The Ensign Group. Also taking advantage of renewed investor interest in the skilled nursing facility industry is The Ensign Group, which was formed in 1999 and now operates 60 facilities (all but six are SNFs) with 7,342 beds, 88% of which are in three states: California, Arizona and Texas. It is unusually coincidental that both Skilled Healthcare and Ensign Group have 88% of their facilities in three states, that both companies also have 31 facilities in California, and Texas is one of the big three for both as well. The California connection may explain why Ensign also has a high average Medicare per diem ($442 in 2006), but this is where the similarities begin to diminish.

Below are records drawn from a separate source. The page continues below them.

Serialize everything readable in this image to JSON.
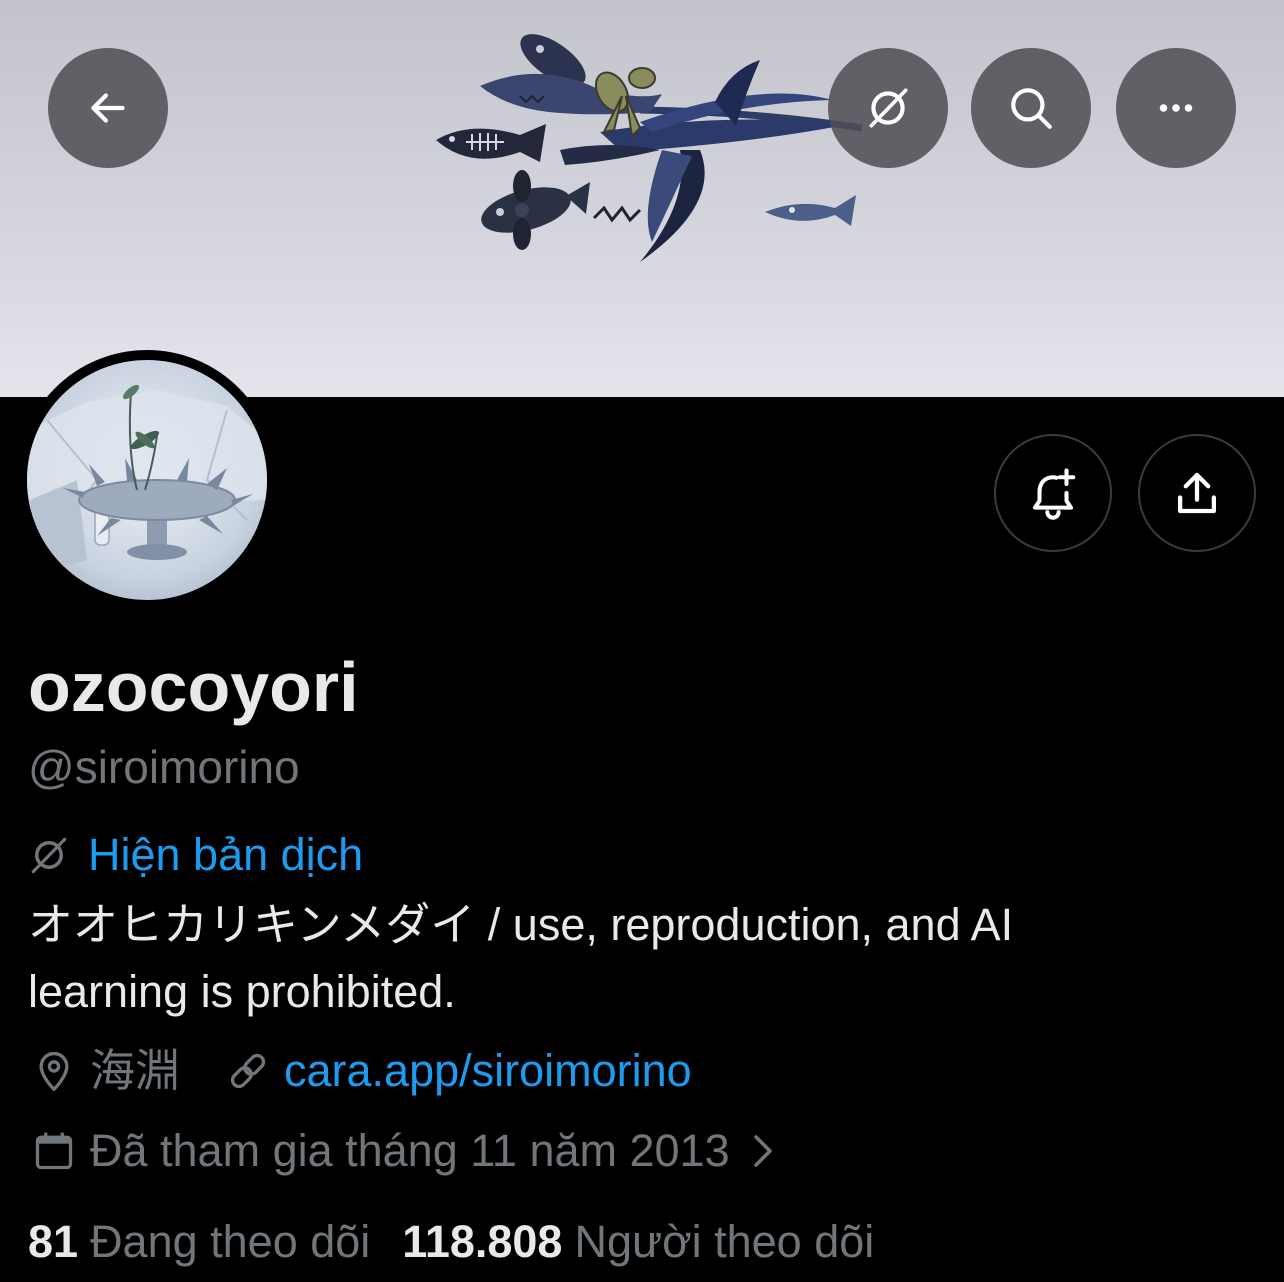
{
  "header": {
    "back_icon": "arrow-left-icon",
    "grok_icon": "grok-icon",
    "search_icon": "search-icon",
    "more_icon": "more-horizontal-icon"
  },
  "profile": {
    "display_name": "ozocoyori",
    "handle": "@siroimorino",
    "translate_label": "Hiện bản dịch",
    "bio_lines": [
      "オオヒカリキンメダイ / use, reproduction, and AI",
      "learning is prohibited."
    ],
    "location": "海淵",
    "website": "cara.app/siroimorino",
    "joined": "Đã tham gia tháng 11 năm 2013",
    "following_count": "81",
    "following_label": "Đang theo dõi",
    "followers_count": "118.808",
    "followers_label": "Người theo dõi"
  },
  "actions": {
    "notify_icon": "bell-plus-icon",
    "share_icon": "share-icon"
  },
  "icons": {
    "location": "map-pin-icon",
    "website": "link-icon",
    "joined": "calendar-icon",
    "joined_chevron": "chevron-right-icon"
  },
  "colors": {
    "background": "#000000",
    "primary_text": "#e7e9ea",
    "secondary_text": "#71767b",
    "link": "#1d9bf0",
    "banner_top": "#c3c4cb",
    "banner_bottom": "#e4e4ec"
  }
}
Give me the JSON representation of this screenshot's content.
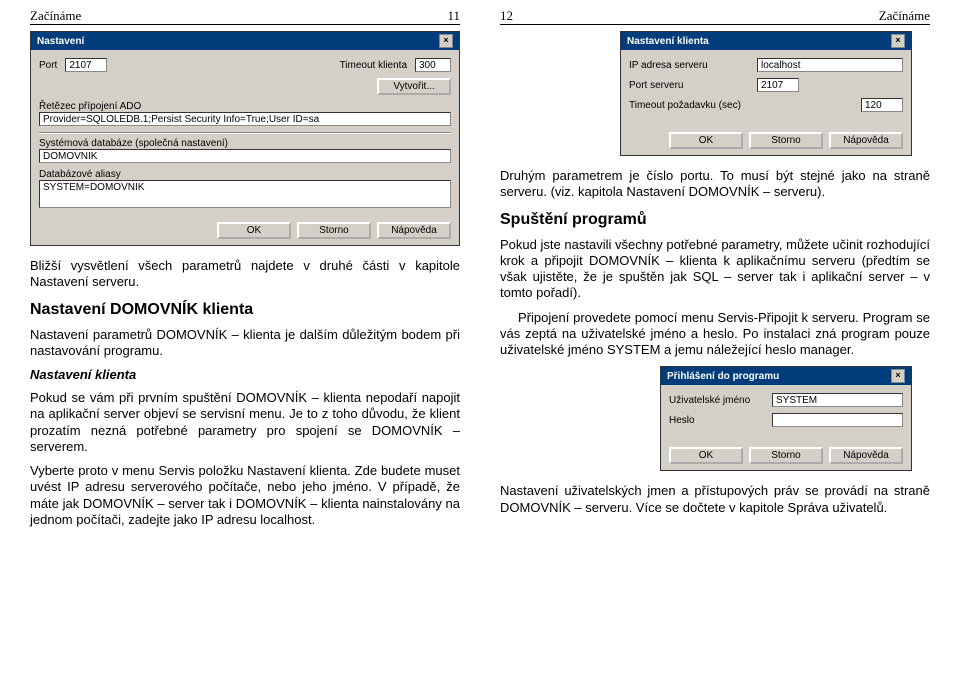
{
  "left": {
    "header_l": "Začínáme",
    "header_r": "11",
    "dialog1": {
      "title": "Nastavení",
      "close": "×",
      "port_label": "Port",
      "port_value": "2107",
      "timeout_label": "Timeout klienta",
      "timeout_value": "300",
      "vytvorit_btn": "Vytvořit...",
      "ado_label": "Řetězec přípojení ADO",
      "ado_value": "Provider=SQLOLEDB.1;Persist Security Info=True;User ID=sa",
      "sysdb_label": "Systémová databáze (společná nastavení)",
      "sysdb_value": "DOMOVNIK",
      "aliasy_label": "Databázové aliasy",
      "aliasy_value": "SYSTEM=DOMOVNIK",
      "ok": "OK",
      "storno": "Storno",
      "napoveda": "Nápověda"
    },
    "p1": "Bližší vysvětlení všech parametrů najdete v druhé části v kapitole Nastavení serveru.",
    "h2": "Nastavení DOMOVNÍK klienta",
    "p2": "Nastavení parametrů DOMOVNÍK – klienta je dalším důležitým bodem při nastavování programu.",
    "h3": "Nastavení klienta",
    "p3": "Pokud se vám při prvním spuštění DOMOVNÍK – klienta nepodaří napojit na aplikační server objeví se servisní menu. Je to z toho důvodu, že klient prozatím nezná potřebné parametry pro spojení se DOMOVNÍK – serverem.",
    "p4": "Vyberte proto v menu Servis položku Nastavení klienta. Zde budete muset uvést IP adresu serverového počítače, nebo jeho jméno. V případě, že máte jak DOMOVNÍK – server tak i DOMOVNÍK – klienta nainstalovány na jednom počítači, zadejte jako IP adresu localhost."
  },
  "right": {
    "header_l": "12",
    "header_r": "Začínáme",
    "dialog2": {
      "title": "Nastavení klienta",
      "close": "×",
      "ip_label": "IP adresa serveru",
      "ip_value": "localhost",
      "port_label": "Port serveru",
      "port_value": "2107",
      "timeout_label": "Timeout požadavku (sec)",
      "timeout_value": "120",
      "ok": "OK",
      "storno": "Storno",
      "napoveda": "Nápověda"
    },
    "p1": "Druhým parametrem je číslo portu. To musí být stejné jako na straně serveru. (viz. kapitola Nastavení DOMOVNÍK – serveru).",
    "h2": "Spuštění programů",
    "p2": "Pokud jste nastavili všechny potřebné parametry, můžete učinit rozhodující krok a připojit DOMOVNÍK – klienta k aplikačnímu serveru (předtím se však ujistěte, že je spuštěn jak SQL – server tak i aplikační server – v tomto pořadí).",
    "p3": "Připojení provedete pomocí menu Servis-Připojit k serveru. Program se vás zeptá na uživatelské jméno a heslo. Po instalaci zná program pouze uživatelské jméno SYSTEM a jemu náležející heslo manager.",
    "dialog3": {
      "title": "Přihlášení do programu",
      "close": "×",
      "user_label": "Uživatelské jméno",
      "user_value": "SYSTEM",
      "pass_label": "Heslo",
      "pass_value": "",
      "ok": "OK",
      "storno": "Storno",
      "napoveda": "Nápověda"
    },
    "p4": "Nastavení uživatelských jmen a přístupových práv se provádí na straně DOMOVNÍK – serveru. Více se dočtete v kapitole Správa uživatelů."
  }
}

In May, Ensign filed to go public with D.A. Davidson & Co. and Stifel Nicolaus as the lead managers, and has applied for a listing on the NASDAQ Market under the symbol “ENSG.” The size of the offering and the estimated price range have yet to be disclosed. Ensign has grown significantly since 1999, when it had just five facilities and 710 beds. In 2006, the company had revenues and EBITDAR of $358.6 million and $59.5 million, respectively, resulting in a very attractive margin of 16.6%. The percentage of revenues from Medicare is nearly 33%, or just above Manor Care, and its revenue quality mix is nearly 58%. Profits have been growing steadily, with net income in 2003 of $11.1 million, jumping to $18.4 million in 2005 and $22.5 million last year (this is GAAP net income).

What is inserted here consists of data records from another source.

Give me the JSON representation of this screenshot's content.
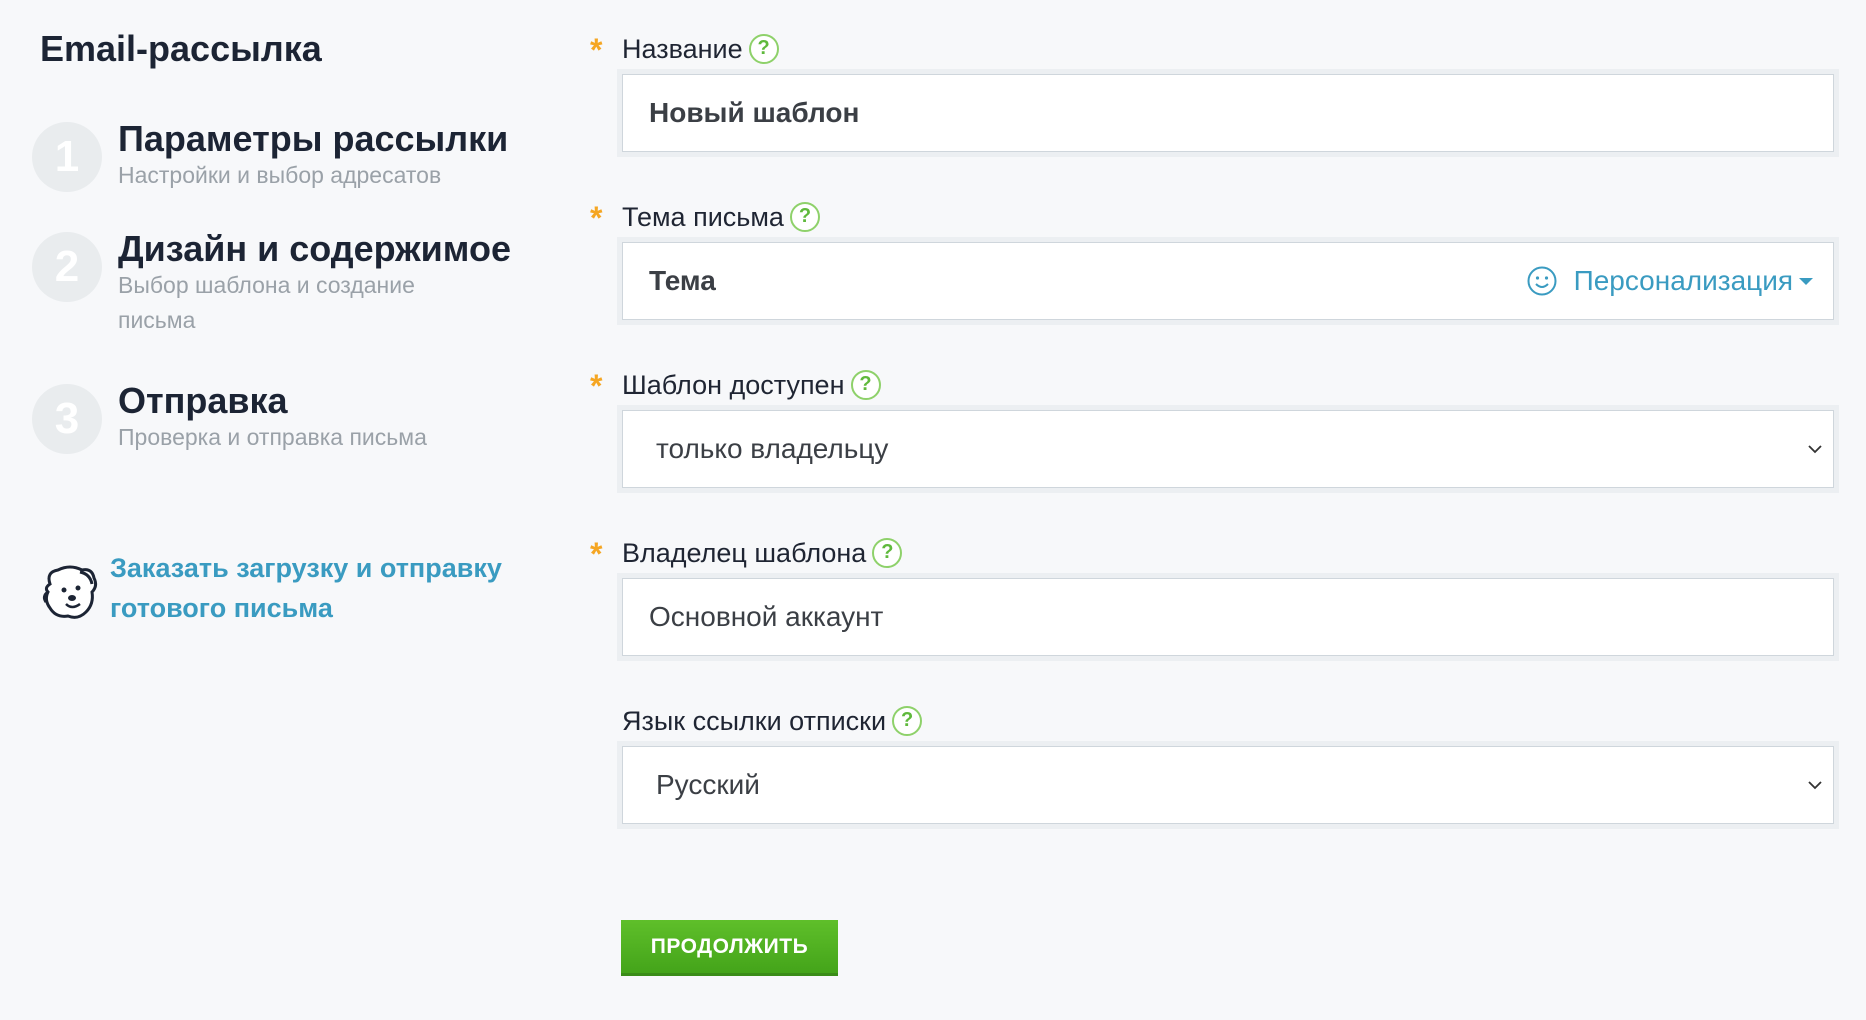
{
  "page": {
    "title": "Email-рассылка"
  },
  "steps": [
    {
      "number": "1",
      "title": "Параметры рассылки",
      "description": "Настройки и выбор адресатов"
    },
    {
      "number": "2",
      "title": "Дизайн и содержимое",
      "description": "Выбор шаблона и создание письма"
    },
    {
      "number": "3",
      "title": "Отправка",
      "description": "Проверка и отправка письма"
    }
  ],
  "helper": {
    "link_text": "Заказать загрузку и отправку готового письма",
    "icon": "dog-mascot-icon"
  },
  "form": {
    "name": {
      "label": "Название",
      "required": "*",
      "value": "Новый шаблон"
    },
    "subject": {
      "label": "Тема письма",
      "required": "*",
      "value": "Тема",
      "personalization": "Персонализация"
    },
    "availability": {
      "label": "Шаблон доступен",
      "required": "*",
      "value": "только владельцу"
    },
    "owner": {
      "label": "Владелец шаблона",
      "required": "*",
      "value": "Основной аккаунт"
    },
    "unsub_lang": {
      "label": "Язык ссылки отписки",
      "value": "Русский"
    }
  },
  "help_glyph": "?",
  "actions": {
    "continue": "ПРОДОЛЖИТЬ"
  },
  "colors": {
    "accent": "#3a9bc1",
    "required": "#f5a623",
    "help": "#5fb93c",
    "button": "#4cae1f"
  }
}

On the negative side, occupancy levels have been relatively low, even for the skilled nursing industry, averaging between 81.1% and 82.0% over the past three years. In addition, the company only owns 37% of its facilities, and while it has options to purchase 12 of the leased facilities, we do not know how attractive the option prices are. Ensign has also had its share of quality problems and some aggressive attacks by unions in California, but it is possible that most of these problems are a thing of the past.

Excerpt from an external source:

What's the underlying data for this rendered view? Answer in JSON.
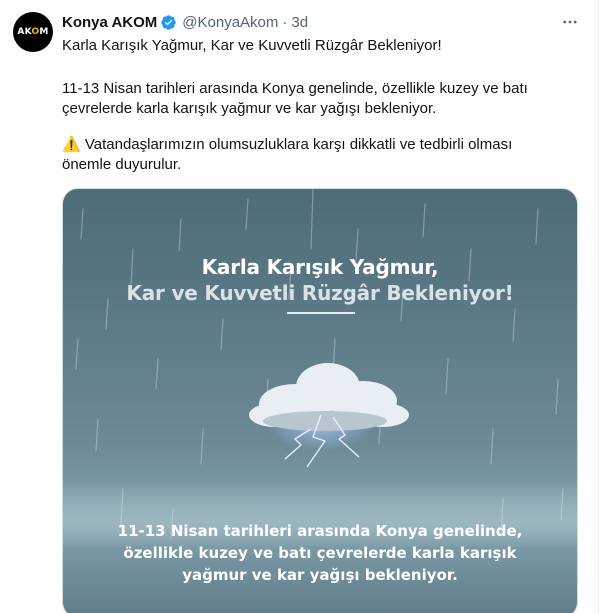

Despite being medium-sized, Ensign has set up its corporate operating structure so that there are half a dozen regional “companies” within the company, each with a CEO responsible for staffing, growth and acquisitions. The company believes that this more localized format will help it grow and put more responsibility at the local, operating level. We agree, and years ago said the same thing would have helped at the former Beverly Enterprises when it had 1,000 facilities. Ensign Group’s founder and chairman, Roy Christensen, was a founder and former chairman of Beverly and was also a founder and chairman of the former GranCare, which was subsequently merged into Mariner Health. It looks as if he has learned from the Beverly experience, although we don’t believe he has the same kind of growth expectations for Ensign. Son Chris Christensen is Ensign’s president and CEO, while another son is the executive director at one of the facilities (with a nice salary of $287,000 per year). The Christensen family controls just under 50% of the stock, with something called Ensign Group Investments controlling another 16.7%. The rest of the stock is owned by individuals and other family trusts. With the IPO of Skilled Healthcare appearing to be stuck around its IPO price, for Ensign to get some market traction the underwriters will have to price it a bit more cheaply. The float, however, will be relatively small, but with Genesis HealthCare soon to be leaving the public domain, as may Manor Care, it is nice to see the reserves stepping forward.